During this past week, I have been reflecting a lot about my strengths and weaknesses, and the more I think about it, the more I am struck by how many weaknesses I have. I am not a strong person. I am sensitive, gullible, and easily broken. But so are many people. Perhaps not those exact weaknesses, but many people have more holes in their armor than they would care to admit (and I’m not even talking about total depravity). The point that I am trying to make here is that we are weak because we are too easily broken. We place our trust and worth in things that do not matter. Let me provide an example. Say you are the most beautiful person on the face of the earth. You therefore place all your self-worth and confidence in your beauty.
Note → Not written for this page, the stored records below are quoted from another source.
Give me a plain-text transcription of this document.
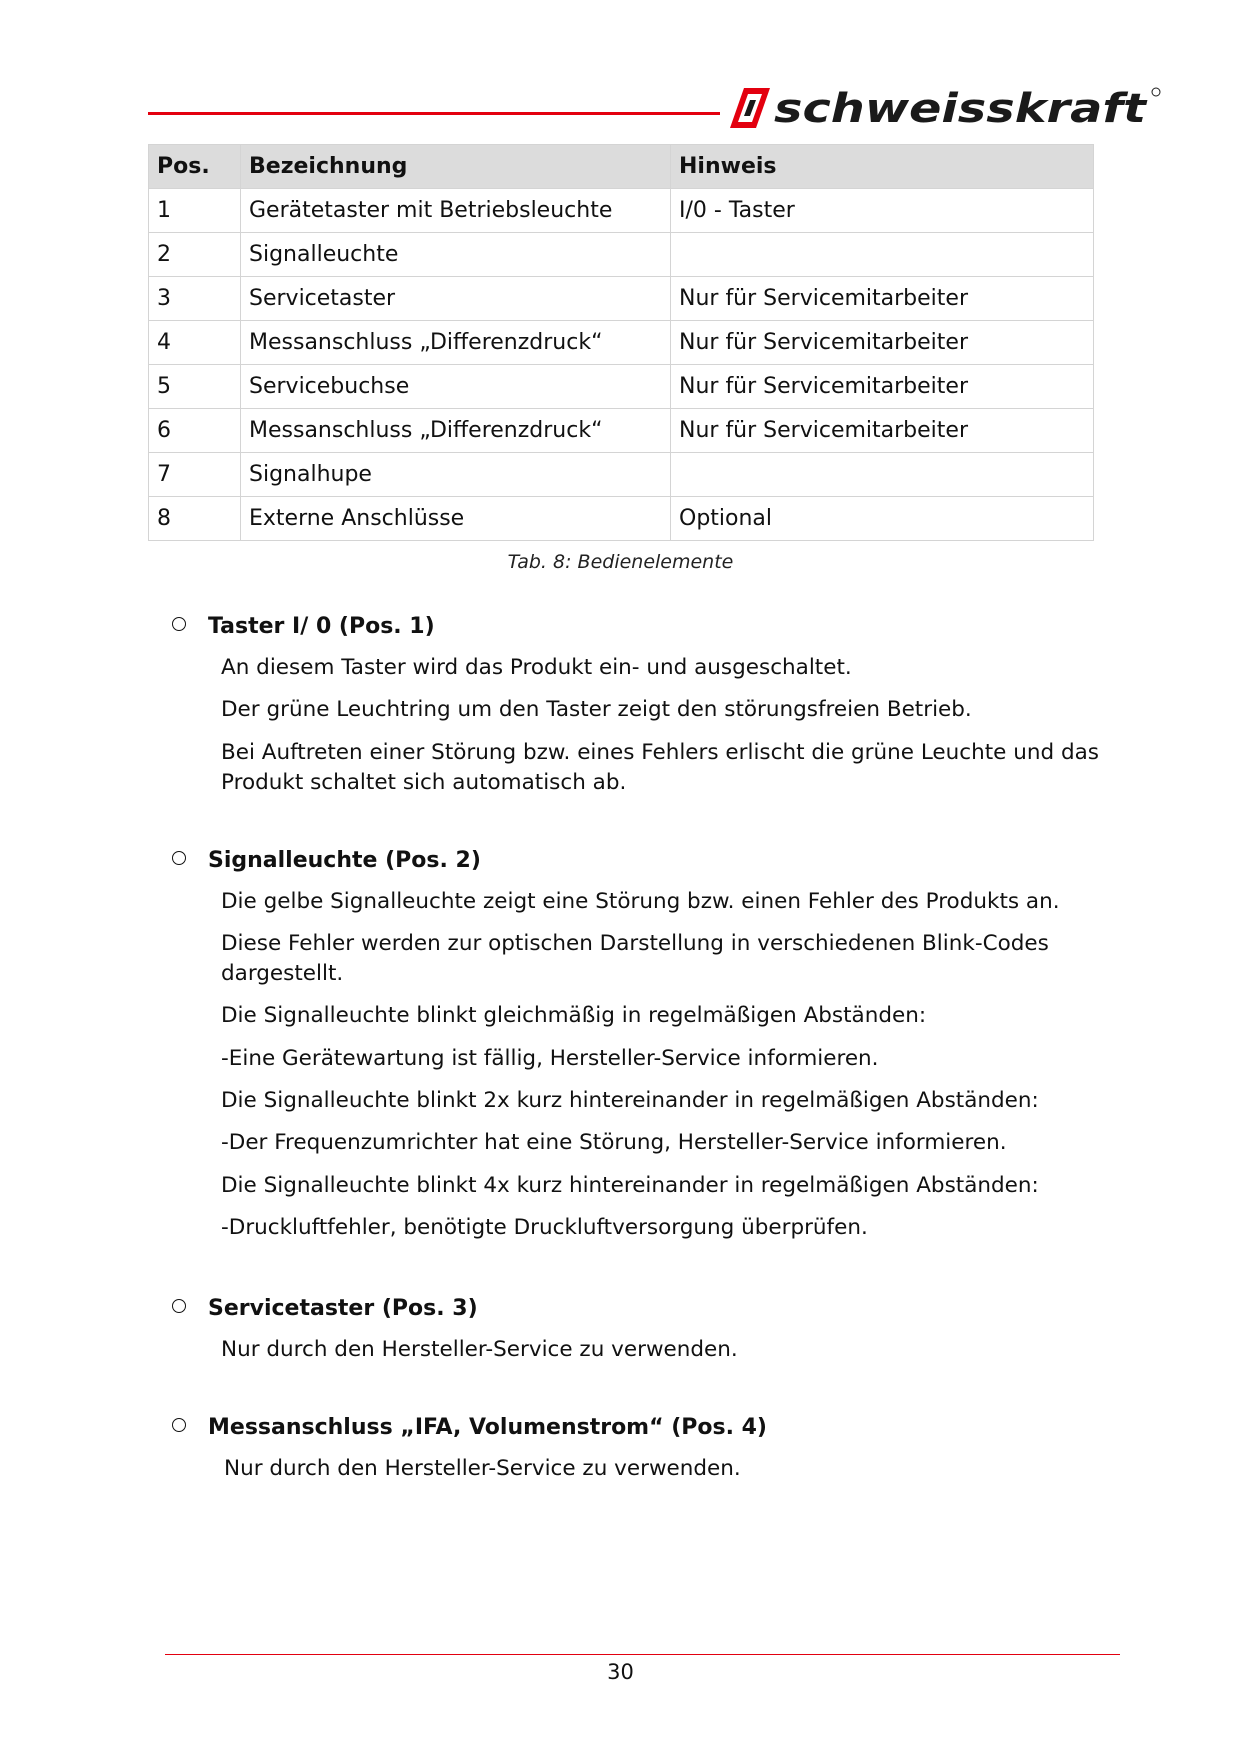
schweisskraft
Pos.	Bezeichnung	Hinweis
1	Gerätetaster mit Betriebsleuchte	I/0 - Taster
2	Signalleuchte	
3	Servicetaster	Nur für Servicemitarbeiter
4	Messanschluss „Differenzdruck“	Nur für Servicemitarbeiter
5	Servicebuchse	Nur für Servicemitarbeiter
6	Messanschluss „Differenzdruck“	Nur für Servicemitarbeiter
7	Signalhupe	
8	Externe Anschlüsse	Optional
Tab. 8: Bedienelemente
Taster I/ 0 (Pos. 1)
An diesem Taster wird das Produkt ein- und ausgeschaltet.
Der grüne Leuchtring um den Taster zeigt den störungsfreien Betrieb.
Bei Auftreten einer Störung bzw. eines Fehlers erlischt die grüne Leuchte und das Produkt schaltet sich automatisch ab.
Signalleuchte (Pos. 2)
Die gelbe Signalleuchte zeigt eine Störung bzw. einen Fehler des Produkts an.
Diese Fehler werden zur optischen Darstellung in verschiedenen Blink-Codes dargestellt.
Die Signalleuchte blinkt gleichmäßig in regelmäßigen Abständen:
-Eine Gerätewartung ist fällig, Hersteller-Service informieren.
Die Signalleuchte blinkt 2x kurz hintereinander in regelmäßigen Abständen:
-Der Frequenzumrichter hat eine Störung, Hersteller-Service informieren.
Die Signalleuchte blinkt 4x kurz hintereinander in regelmäßigen Abständen:
-Druckluftfehler, benötigte Druckluftversorgung überprüfen.
Servicetaster (Pos. 3)
Nur durch den Hersteller-Service zu verwenden.
Messanschluss „IFA, Volumenstrom“ (Pos. 4)
Nur durch den Hersteller-Service zu verwenden.
30
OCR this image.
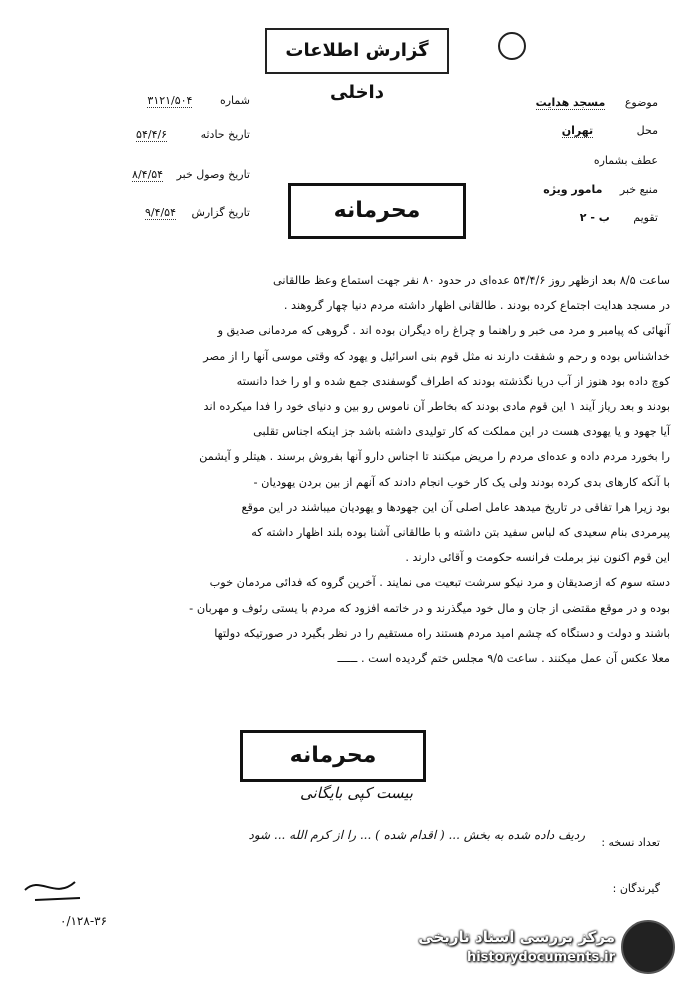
گزارش اطلاعات داخلی
شماره ۳۱۲۱/۵۰۴
تاریخ حادثه ۵۴/۴/۶
تاریخ وصول خبر ۸/۴/۵۴
تاریخ گزارش ۹/۴/۵۴
موضوع مسجد هدایت
محل تهران
عطف بشماره
منبع خبر مامور ویژه
تقویم ب - ۲
محرمانه

ساعت ۸/۵ بعد ازظهر روز ۵۴/۴/۶ عده‌ای در حدود ۸۰ نفر جهت استماع وعظ طالقانی

در مسجد هدایت اجتماع کرده بودند . طالقانی اظهار داشته مردم دنیا چهار گروهند .

آنهائی که پیامبر و مرد می خبر و راهنما و چراغ راه دیگران بوده اند . گروهی که مردمانی صدیق و

خداشناس بوده و رحم و شفقت دارند نه مثل قوم بنی اسرائیل و یهود که وقتی موسی آنها را از مصر

کوچ داده بود هنوز از آب دریا نگذشته بودند که اطراف گوسفندی جمع شده و او را خدا دانسته

بودند و بعد ریاز آیند ۱ این قوم مادی بودند که بخاطر آن ناموس رو بین و دنیای خود را فدا میکرده اند

آیا جهود و یا یهودی هست در این مملکت که کار تولیدی داشته باشد جز اینکه اجناس تقلبی

را بخورد مردم داده و عده‌ای مردم را مریض میکنند تا اجناس دارو آنها بفروش برسند . هیتلر و آیشمن

با آنکه کارهای بدی کرده بودند ولی یک کار خوب انجام دادند که آنهم از بین بردن یهودیان -

بود زیرا هرا تفاقی در تاریخ میدهد عامل اصلی آن این جهودها و یهودیان میباشند در این موقع

پیرمردی بنام سعیدی که لباس سفید بتن داشته و با طالقانی آشنا بوده بلند اظهار داشته که

این قوم اکنون نیز برملت فرانسه حکومت و آقائی دارند .

دسته سوم که ازصدیقان و مرد نیکو سرشت تبعیت می نمایند . آخرین گروه که فدائی مردمان خوب

بوده و در موقع مقتضی از جان و مال خود میگذرند و در خاتمه افزود که مردم با یستی رئوف و مهربان -

باشند و دولت و دستگاه که چشم امید مردم هستند راه مستقیم را در نظر بگیرد در صورتیکه دولتها

معلا عکس آن عمل میکنند . ساعت ۹/۵ مجلس ختم گردیده است . ــــــ

محرمانه
بیست کپی بایگانی
تعداد نسخه :
گیرندگان :
ردیف داده شده به بخش ... ( اقدام شده ) ... را از کرم الله ... شود
۰/۱۲۸-۳۶
مرکز بررسی اسناد تاریخی
historydocuments.ir
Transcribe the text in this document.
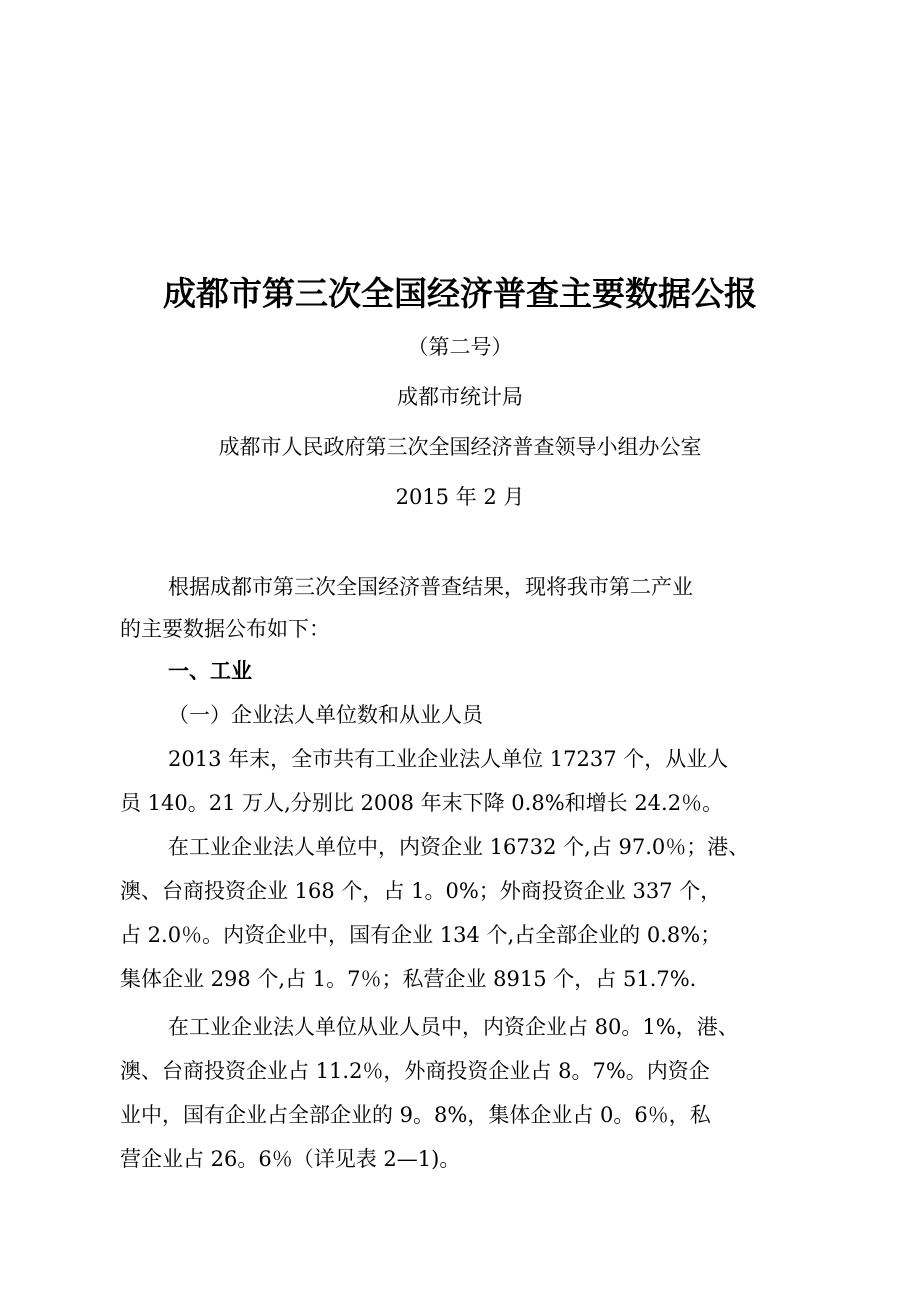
成都市第三次全国经济普查主要数据公报
（第二号）
成都市统计局
成都市人民政府第三次全国经济普查领导小组办公室
2015 年 2 月
根据成都市第三次全国经济普查结果，现将我市第二产业
的主要数据公布如下：
一、工业
（一）企业法人单位数和从业人员
2013 年末，全市共有工业企业法人单位 17237 个，从业人
员 140。21 万人,分别比 2008 年末下降 0.8%和增长 24.2％。
在工业企业法人单位中，内资企业 16732 个,占 97.0％；港、
澳、台商投资企业 168 个，占 1。0%；外商投资企业 337 个，
占 2.0％。内资企业中，国有企业 134 个,占全部企业的 0.8%；
集体企业 298 个,占 1。7％；私营企业 8915 个，占 51.7%.
在工业企业法人单位从业人员中，内资企业占 80。1%，港、
澳、台商投资企业占 11.2％，外商投资企业占 8。7%。内资企
业中，国有企业占全部企业的 9。8%，集体企业占 0。6％，私
营企业占 26。6％（详见表 2—1)。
But then one day you break out in the worst case of acne imaginable, and your face becomes covered with nasty blemishes. Take away the beauty, and you have nothing. It is the same for any other instance. If you are smart, take away the understanding. If you are athletic, take away the skill. What are you left with? Nothing. And why? Because we place our faith in empty, meaningless things. That quality which you hold most dear will fade away, and once it does, you will be left with nothing. However, there is hope, but only if you find something greater and more worthy than yourself to put your trust in, namely God. Consider 2 Corinthians 12:9, “But he said to me, ‘My grace is sufficient for you, for my power is made perfect in weakness.’ Therefore I will boast all the more gladly about my weaknesses, so that Christ’s power may rest on me.” God alone is the foundation for a life of worth. God alone is the one you should place your faith in, for He will never fade nor let you down in your time of need. God’s grace is so amazing that even our weaknesses become strengths in His hands, and thus are we redeemed from our pitiable states. Therefore, place your trust on the mighty Rock, the ever-gracious Redeemer, and not on yourself. For therein lies the secret to a resisting being broken down by the trivial and unimportant. If you managed to read this whole thing, hats off to you.